I teach them about empathy as soon as they are old enough to understand it and get them to think about how others feel as a result of what is said or done to them.

Narnianescape · 03/12/2017 18:22

By leading by example

mo3733 · 03/12/2017 18:24

taking my girls to clubs from an early age encourages them to share and to empathise with other children

lulumajor · 03/12/2017 18:27

I try and demonstrate it but also celebrate it when they do it so they will get a little treat for being lovely but not make it a big deal as I want them to do it to feel nice and not to get a treat

twinklenic · 03/12/2017 18:27

I have always told my children you should act like you would like to be treated so if someone looks sad ask them do they want to play and join in. My 4 yr old came home from school last week with a good friend award for such behaviour. My older two children are 18 and 17 and they were very similar. I have always pointed out kindness and rewarded good behaviour and that seems to be working for us

feefeegabor · 03/12/2017 18:38

I only have one daughter and have always told her to do unto others as you would have done unto you. I am sure she has taken that on board and has grown up to be a kind girl.

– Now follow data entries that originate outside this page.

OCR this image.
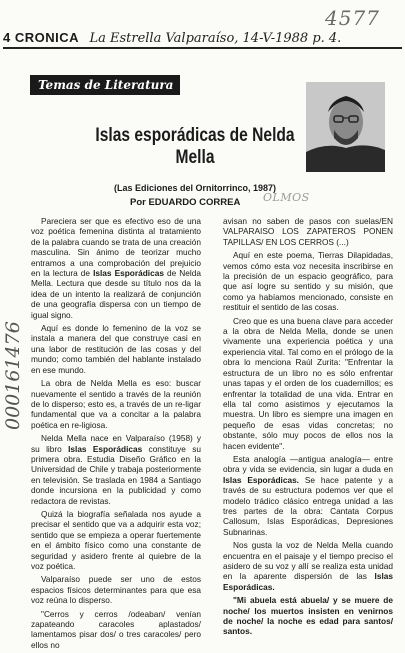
4577
4 CRONICA La Estrella Valparaíso, 14-V-1988 p. 4.
Temas de Literatura
Islas esporádicas de Nelda Mella
(Las Ediciones del Ornitorrinco, 1987)
Por EDUARDO CORREA OLMOS
000161476

Pareciera ser que es efectivo eso de una voz poética femenina distinta al tratamiento de la palabra cuando se trata de una creación masculina. Sin ánimo de teorizar mucho entramos a una comprobación del prejuicio en la lectura de Islas Esporádicas de Nelda Mella. Lectura que desde su título nos da la idea de un intento la realizará de conjunción de una geografía dispersa con un tiempo de igual signo.

Aquí es donde lo femenino de la voz se instala a manera del que construye casi en una labor de restitución de las cosas y del mundo; como también del hablante instalado en ese mundo.

La obra de Nelda Mella es eso: buscar nuevamente el sentido a través de la reunión de lo disperso; esto es, a través de un re-ligar fundamental que va a concitar a la palabra poética en re-ligiosa.

Nelda Mella nace en Valparaíso (1958) y su libro Islas Esporádicas constituye su primera obra. Estudia Diseño Gráfico en la Universidad de Chile y trabaja posteriormente en televisión. Se traslada en 1984 a Santiago donde incursiona en la publicidad y como redactora de revistas.

Quizá la biografía señalada nos ayude a precisar el sentido que va a adquirir esta voz; sentido que se empieza a operar fuertemente en el ámbito físico como una constante de seguridad y asidero frente al quiebre de la voz poética.

Valparaíso puede ser uno de estos espacios físicos determinantes para que esa voz reúna lo disperso.

"Cerros y cerros /odeaban/ venían zapateando caracoles aplastados/ lamentamos pisar dos/ o tres caracoles/ pero ellos no

avisan no saben de pasos con suelas/EN VALPARAISO LOS ZAPATEROS PONEN TAPILLAS/ EN LOS CERROS (...)

Aquí en este poema, Tierras Dilapidadas, vemos cómo esta voz necesita inscribirse en la precisión de un espacio geográfico, para que así logre su sentido y su misión, que como ya habíamos mencionado, consiste en restituir el sentido de las cosas.

Creo que es una buena clave para acceder a la obra de Nelda Mella, donde se unen vivamente una experiencia poética y una experiencia vital. Tal como en el prólogo de la obra lo menciona Raúl Zurita: "Enfrentar la estructura de un libro no es sólo enfrentar unas tapas y el orden de los cuadernillos; es enfrentar la totalidad de una vida. Entrar en ella tal como asistimos y ejecutamos la muestra. Un libro es siempre una imagen en pequeño de esas vidas concretas; no obstante, sólo muy pocos de ellos nos la hacen evidente".

Esta analogía —antigua analogía— entre obra y vida se evidencia, sin lugar a duda en Islas Esporádicas. Se hace patente y a través de su estructura podemos ver que el modelo trádico clásico entrega unidad a las tres partes de la obra: Cantata Corpus Callosum, Islas Esporádicas, Depresiones Subnarinas.

Nos gusta la voz de Nelda Mella cuando encuentra en el paisaje y el tiempo preciso el asidero de su voz y allí se realiza esta unidad en la aparente dispersión de las Islas Esporádicas.

"Mi abuela está abuela/ y se muere de noche/ los muertos insisten en venirnos de noche/ la noche es edad para santos/ santos.
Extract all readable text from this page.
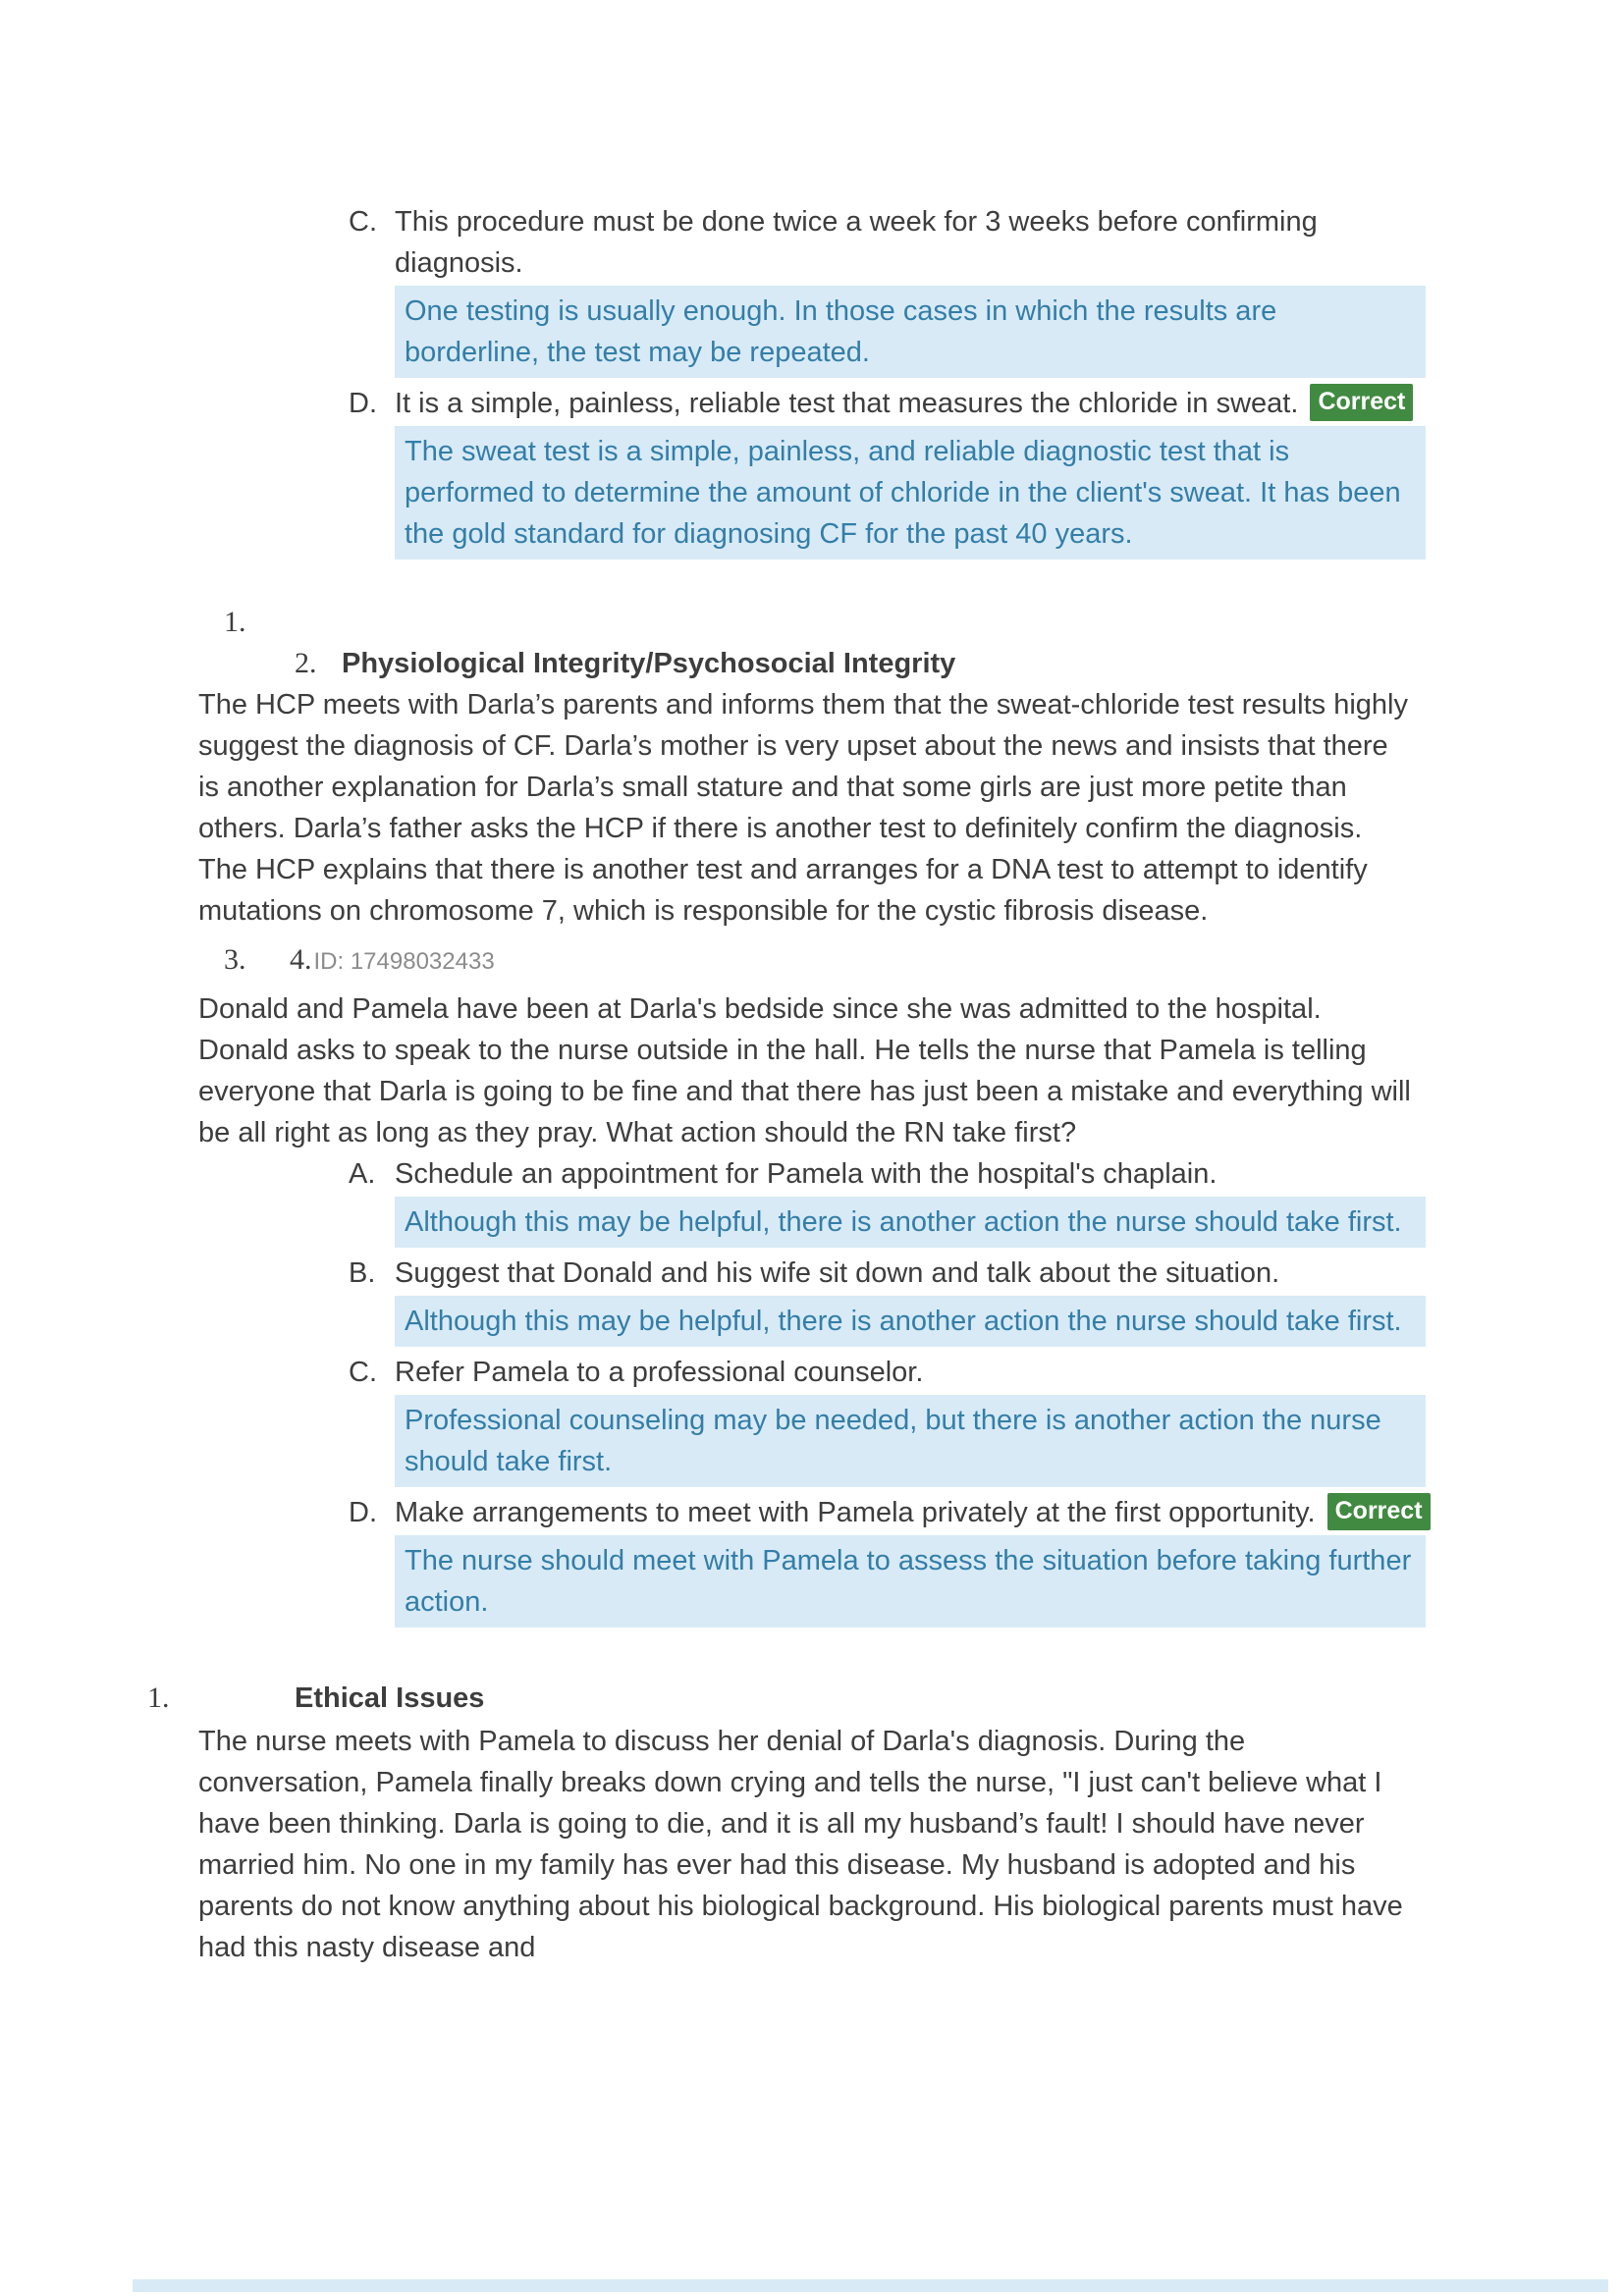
C. This procedure must be done twice a week for 3 weeks before confirming diagnosis.

One testing is usually enough. In those cases in which the results are borderline, the test may be repeated.
D. It is a simple, painless, reliable test that measures the chloride in sweat. Correct

The sweat test is a simple, painless, and reliable diagnostic test that is performed to determine the amount of chloride in the client's sweat. It has been the gold standard for diagnosing CF for the past 40 years.
1.
2. Physiological Integrity/Psychosocial Integrity

The HCP meets with Darla’s parents and informs them that the sweat-chloride test results highly suggest the diagnosis of CF. Darla’s mother is very upset about the news and insists that there is another explanation for Darla’s small stature and that some girls are just more petite than others. Darla’s father asks the HCP if there is another test to definitely confirm the diagnosis. The HCP explains that there is another test and arranges for a DNA test to attempt to identify mutations on chromosome 7, which is responsible for the cystic fibrosis disease.

3. 4.ID: 17498032433

Donald and Pamela have been at Darla's bedside since she was admitted to the hospital. Donald asks to speak to the nurse outside in the hall. He tells the nurse that Pamela is telling everyone that Darla is going to be fine and that there has just been a mistake and everything will be all right as long as they pray. What action should the RN take first?

A. Schedule an appointment for Pamela with the hospital's chaplain.

Although this may be helpful, there is another action the nurse should take first.
B. Suggest that Donald and his wife sit down and talk about the situation.

Although this may be helpful, there is another action the nurse should take first.
C. Refer Pamela to a professional counselor.

Professional counseling may be needed, but there is another action the nurse should take first.
D. Make arrangements to meet with Pamela privately at the first opportunity. Correct

The nurse should meet with Pamela to assess the situation before taking further action.
1.	Ethical Issues

The nurse meets with Pamela to discuss her denial of Darla's diagnosis. During the conversation, Pamela finally breaks down crying and tells the nurse, "I just can't believe what I have been thinking. Darla is going to die, and it is all my husband’s fault! I should have never married him. No one in my family has ever had this disease. My husband is adopted and his parents do not know anything about his biological background. His biological parents must have had this nasty disease and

Tanfastic · 03/12/2017 18:42

I've never really had to encourage ds to be kind to others. I've pointed out kindness when certain situations arise and I'd like to think I'm a kind person myself so that rubs off.

I think having a pet helps. Teaching him to be kind to animals etc.

finleypop · 03/12/2017 18:44

Teach empathy & you won't go wrong. When someone had done something unkind to an elderly person, I'd ask my son what he would think if it was his grandma etc.